HbS carries oxygen perfectly well, but when de-oxygenated, HbS changes its shape, which allows it to aggregate with other HbS proteins and form long polymers that distort the red blood cell into a crescent shape, a process called sickling.

Conditions favorable for sickling include acidosis, which decreases hemoglobin’s affinity for oxygen, and small, low-flow vessels where red blood cells’ hemoglobin molecules have plenty of time to dump lots of oxygen molecules.

Repeated sickling of red blood cells damages their cell membranes and promotes premature destruction; since this happens within the vasculature, it’s called intravascular hemolysis.

This destruction of red blood cells not only leads to anemia—which is a deficiency in red blood cells, but also means a lot of hemoglobin spilling out.

Free hemoglobin in the plasma is bound by a molecule called haptoglobin and gets recycled; which is why a low haptoglobin level is a sign of intravascular hemolysis.

Recycling of that heme group yields unconjugated bilirubin, which at high concentration can cause scleral icterus, jaundice, and bilirubin gallstones.

To counteract the anemia of sickle cell disease, the bone marrow makes increased numbers of reticulocytes, which are immature red blood cells.

This ends up causing new bone formation, and the medullary cavities of the skull caan expand outward, which causes enlarged cheeks and a ‘hair-on-end’ appearance on skull X-ray.

Extramedullary hematopoiesis—which is red blood cell production outside of the bone marrow—can also happen, most often in the liver which can cause hepatomegaly.


Sickle cell disease is an autosomal recessive genetic disorder, in which the beta-globin subunit of hemoglobin is misshapen, causing red blood cells to sickle when deoxygenated, which leads to their premature destruction as well as vaso-occlusion. Sickle-cell disease is associated with several acute and chronic health problems, such as severe infections, attacks of severe pain ("sickle-cell crisis"), stroke, and an increased risk of death.

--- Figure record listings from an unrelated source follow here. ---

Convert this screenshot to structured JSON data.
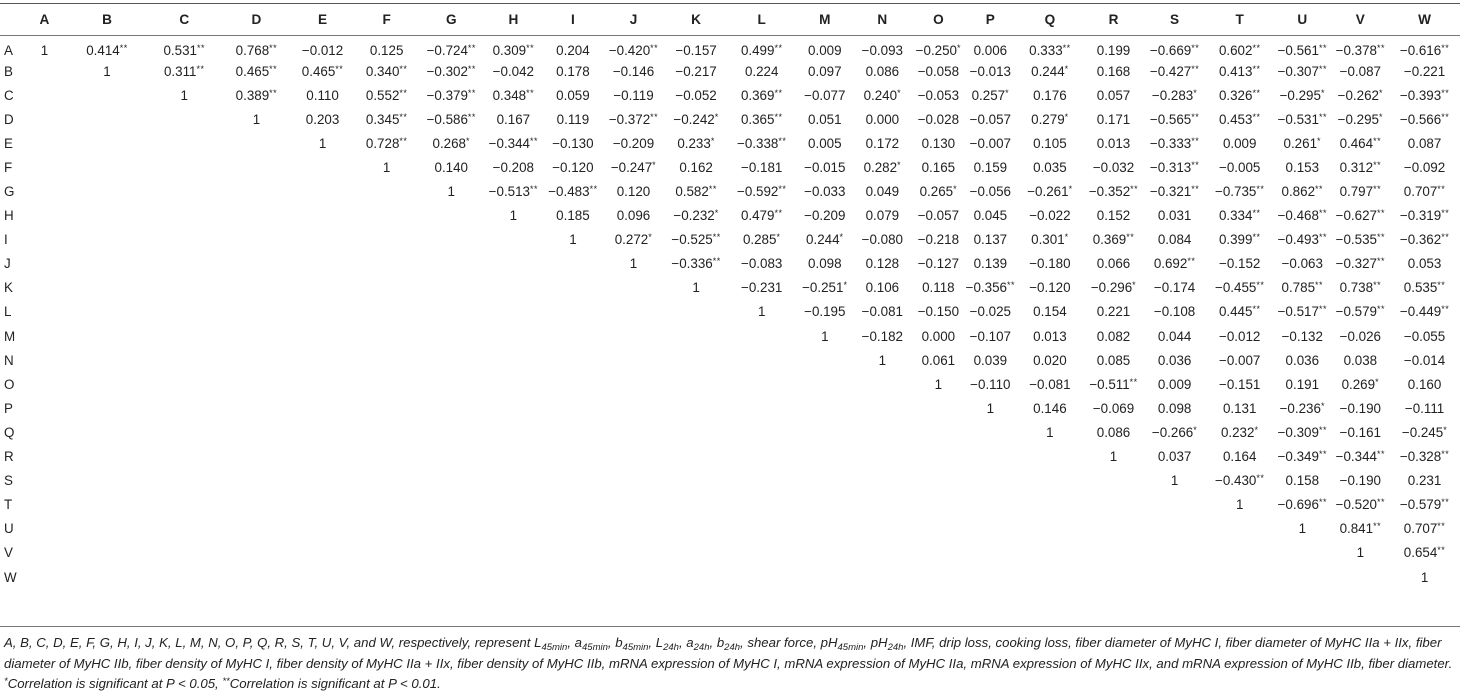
{
  "table": {
    "headers": [
      "",
      "A",
      "B",
      "C",
      "D",
      "E",
      "F",
      "G",
      "H",
      "I",
      "J",
      "K",
      "L",
      "M",
      "N",
      "O",
      "P",
      "Q",
      "R",
      "S",
      "T",
      "U",
      "V",
      "W"
    ],
    "rows": [
      {
        "label": "A",
        "cells": [
          "1",
          "0.414**",
          "0.531**",
          "0.768**",
          "−0.012",
          "0.125",
          "−0.724**",
          "0.309**",
          "0.204",
          "−0.420**",
          "−0.157",
          "0.499**",
          "0.009",
          "−0.093",
          "−0.250*",
          "0.006",
          "0.333**",
          "0.199",
          "−0.669**",
          "0.602**",
          "−0.561**",
          "−0.378**",
          "−0.616**"
        ]
      },
      {
        "label": "B",
        "cells": [
          "",
          "1",
          "0.311**",
          "0.465**",
          "0.465**",
          "0.340**",
          "−0.302**",
          "−0.042",
          "0.178",
          "−0.146",
          "−0.217",
          "0.224",
          "0.097",
          "0.086",
          "−0.058",
          "−0.013",
          "0.244*",
          "0.168",
          "−0.427**",
          "0.413**",
          "−0.307**",
          "−0.087",
          "−0.221"
        ]
      },
      {
        "label": "C",
        "cells": [
          "",
          "",
          "1",
          "0.389**",
          "0.110",
          "0.552**",
          "−0.379**",
          "0.348**",
          "0.059",
          "−0.119",
          "−0.052",
          "0.369**",
          "−0.077",
          "0.240*",
          "−0.053",
          "0.257*",
          "0.176",
          "0.057",
          "−0.283*",
          "0.326**",
          "−0.295*",
          "−0.262*",
          "−0.393**"
        ]
      },
      {
        "label": "D",
        "cells": [
          "",
          "",
          "",
          "1",
          "0.203",
          "0.345**",
          "−0.586**",
          "0.167",
          "0.119",
          "−0.372**",
          "−0.242*",
          "0.365**",
          "0.051",
          "0.000",
          "−0.028",
          "−0.057",
          "0.279*",
          "0.171",
          "−0.565**",
          "0.453**",
          "−0.531**",
          "−0.295*",
          "−0.566**"
        ]
      },
      {
        "label": "E",
        "cells": [
          "",
          "",
          "",
          "",
          "1",
          "0.728**",
          "0.268*",
          "−0.344**",
          "−0.130",
          "−0.209",
          "0.233*",
          "−0.338**",
          "0.005",
          "0.172",
          "0.130",
          "−0.007",
          "0.105",
          "0.013",
          "−0.333**",
          "0.009",
          "0.261*",
          "0.464**",
          "0.087"
        ]
      },
      {
        "label": "F",
        "cells": [
          "",
          "",
          "",
          "",
          "",
          "1",
          "0.140",
          "−0.208",
          "−0.120",
          "−0.247*",
          "0.162",
          "−0.181",
          "−0.015",
          "0.282*",
          "0.165",
          "0.159",
          "0.035",
          "−0.032",
          "−0.313**",
          "−0.005",
          "0.153",
          "0.312**",
          "−0.092"
        ]
      },
      {
        "label": "G",
        "cells": [
          "",
          "",
          "",
          "",
          "",
          "",
          "1",
          "−0.513**",
          "−0.483**",
          "0.120",
          "0.582**",
          "−0.592**",
          "−0.033",
          "0.049",
          "0.265*",
          "−0.056",
          "−0.261*",
          "−0.352**",
          "−0.321**",
          "−0.735**",
          "0.862**",
          "0.797**",
          "0.707**"
        ]
      },
      {
        "label": "H",
        "cells": [
          "",
          "",
          "",
          "",
          "",
          "",
          "",
          "1",
          "0.185",
          "0.096",
          "−0.232*",
          "0.479**",
          "−0.209",
          "0.079",
          "−0.057",
          "0.045",
          "−0.022",
          "0.152",
          "0.031",
          "0.334**",
          "−0.468**",
          "−0.627**",
          "−0.319**"
        ]
      },
      {
        "label": "I",
        "cells": [
          "",
          "",
          "",
          "",
          "",
          "",
          "",
          "",
          "1",
          "0.272*",
          "−0.525**",
          "0.285*",
          "0.244*",
          "−0.080",
          "−0.218",
          "0.137",
          "0.301*",
          "0.369**",
          "0.084",
          "0.399**",
          "−0.493**",
          "−0.535**",
          "−0.362**"
        ]
      },
      {
        "label": "J",
        "cells": [
          "",
          "",
          "",
          "",
          "",
          "",
          "",
          "",
          "",
          "1",
          "−0.336**",
          "−0.083",
          "0.098",
          "0.128",
          "−0.127",
          "0.139",
          "−0.180",
          "0.066",
          "0.692**",
          "−0.152",
          "−0.063",
          "−0.327**",
          "0.053"
        ]
      },
      {
        "label": "K",
        "cells": [
          "",
          "",
          "",
          "",
          "",
          "",
          "",
          "",
          "",
          "",
          "1",
          "−0.231",
          "−0.251*",
          "0.106",
          "0.118",
          "−0.356**",
          "−0.120",
          "−0.296*",
          "−0.174",
          "−0.455**",
          "0.785**",
          "0.738**",
          "0.535**"
        ]
      },
      {
        "label": "L",
        "cells": [
          "",
          "",
          "",
          "",
          "",
          "",
          "",
          "",
          "",
          "",
          "",
          "1",
          "−0.195",
          "−0.081",
          "−0.150",
          "−0.025",
          "0.154",
          "0.221",
          "−0.108",
          "0.445**",
          "−0.517**",
          "−0.579**",
          "−0.449**"
        ]
      },
      {
        "label": "M",
        "cells": [
          "",
          "",
          "",
          "",
          "",
          "",
          "",
          "",
          "",
          "",
          "",
          "",
          "1",
          "−0.182",
          "0.000",
          "−0.107",
          "0.013",
          "0.082",
          "0.044",
          "−0.012",
          "−0.132",
          "−0.026",
          "−0.055"
        ]
      },
      {
        "label": "N",
        "cells": [
          "",
          "",
          "",
          "",
          "",
          "",
          "",
          "",
          "",
          "",
          "",
          "",
          "",
          "1",
          "0.061",
          "0.039",
          "0.020",
          "0.085",
          "0.036",
          "−0.007",
          "0.036",
          "0.038",
          "−0.014"
        ]
      },
      {
        "label": "O",
        "cells": [
          "",
          "",
          "",
          "",
          "",
          "",
          "",
          "",
          "",
          "",
          "",
          "",
          "",
          "",
          "1",
          "−0.110",
          "−0.081",
          "−0.511**",
          "0.009",
          "−0.151",
          "0.191",
          "0.269*",
          "0.160"
        ]
      },
      {
        "label": "P",
        "cells": [
          "",
          "",
          "",
          "",
          "",
          "",
          "",
          "",
          "",
          "",
          "",
          "",
          "",
          "",
          "",
          "1",
          "0.146",
          "−0.069",
          "0.098",
          "0.131",
          "−0.236*",
          "−0.190",
          "−0.111"
        ]
      },
      {
        "label": "Q",
        "cells": [
          "",
          "",
          "",
          "",
          "",
          "",
          "",
          "",
          "",
          "",
          "",
          "",
          "",
          "",
          "",
          "",
          "1",
          "0.086",
          "−0.266*",
          "0.232*",
          "−0.309**",
          "−0.161",
          "−0.245*"
        ]
      },
      {
        "label": "R",
        "cells": [
          "",
          "",
          "",
          "",
          "",
          "",
          "",
          "",
          "",
          "",
          "",
          "",
          "",
          "",
          "",
          "",
          "",
          "1",
          "0.037",
          "0.164",
          "−0.349**",
          "−0.344**",
          "−0.328**"
        ]
      },
      {
        "label": "S",
        "cells": [
          "",
          "",
          "",
          "",
          "",
          "",
          "",
          "",
          "",
          "",
          "",
          "",
          "",
          "",
          "",
          "",
          "",
          "",
          "1",
          "−0.430**",
          "0.158",
          "−0.190",
          "0.231"
        ]
      },
      {
        "label": "T",
        "cells": [
          "",
          "",
          "",
          "",
          "",
          "",
          "",
          "",
          "",
          "",
          "",
          "",
          "",
          "",
          "",
          "",
          "",
          "",
          "",
          "1",
          "−0.696**",
          "−0.520**",
          "−0.579**"
        ]
      },
      {
        "label": "U",
        "cells": [
          "",
          "",
          "",
          "",
          "",
          "",
          "",
          "",
          "",
          "",
          "",
          "",
          "",
          "",
          "",
          "",
          "",
          "",
          "",
          "",
          "1",
          "0.841**",
          "0.707**"
        ]
      },
      {
        "label": "V",
        "cells": [
          "",
          "",
          "",
          "",
          "",
          "",
          "",
          "",
          "",
          "",
          "",
          "",
          "",
          "",
          "",
          "",
          "",
          "",
          "",
          "",
          "",
          "1",
          "0.654**"
        ]
      },
      {
        "label": "W",
        "cells": [
          "",
          "",
          "",
          "",
          "",
          "",
          "",
          "",
          "",
          "",
          "",
          "",
          "",
          "",
          "",
          "",
          "",
          "",
          "",
          "",
          "",
          "",
          "1"
        ]
      }
    ]
  },
  "footnote": {
    "intro": "A, B, C, D, E, F, G, H, I, J, K, L, M, N, O, P, Q, R, S, T, U, V, and W, respectively, represent ",
    "L45min_base": "L",
    "L45min_sub": "45min",
    "a45min_base": "a",
    "a45min_sub": "45min",
    "b45min_base": "b",
    "b45min_sub": "45min",
    "L24h_base": "L",
    "L24h_sub": "24h",
    "a24h_base": "a",
    "a24h_sub": "24h",
    "b24h_base": "b",
    "b24h_sub": "24h",
    "shear": "shear force, ",
    "pH45min_base": "pH",
    "pH45min_sub": "45min",
    "pH24h_base": "pH",
    "pH24h_sub": "24h",
    "rest": "IMF, drip loss, cooking loss, fiber diameter of MyHC I, fiber diameter of MyHC IIa + IIx, fiber diameter of MyHC IIb, fiber density of MyHC I, fiber density of MyHC IIa + IIx, fiber density of MyHC IIb, mRNA expression of MyHC I, mRNA expression of MyHC IIa, mRNA expression of MyHC IIx, and mRNA expression of MyHC IIb, fiber diameter. ",
    "sig1_mark": "*",
    "sig1_text": "Correlation is significant at P < 0.05, ",
    "sig2_mark": "**",
    "sig2_text": "Correlation is significant at P < 0.01."
  }
}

Symptoms of sickle cell disease can vary and may include episodes of severe pain, fatigue, shortness of breath, anemia, and frequent infections. The severity and frequency of symptoms can vary widely among individuals with the condition, and some people may experience only mild symptoms, while others may have more severe and frequent episodes of pain and organ damage.

Treatment for sickle cell disease may involve pain management, blood transfusions, and antibiotics to prevent infections. In some cases, a bone marrow transplant may be necessary to cure the condition. Additionally, individuals with sickle cell disease may need to make lifestyle changes, such as avoiding extreme temperatures, staying hydrated, and managing stress, to help prevent and manage symptoms.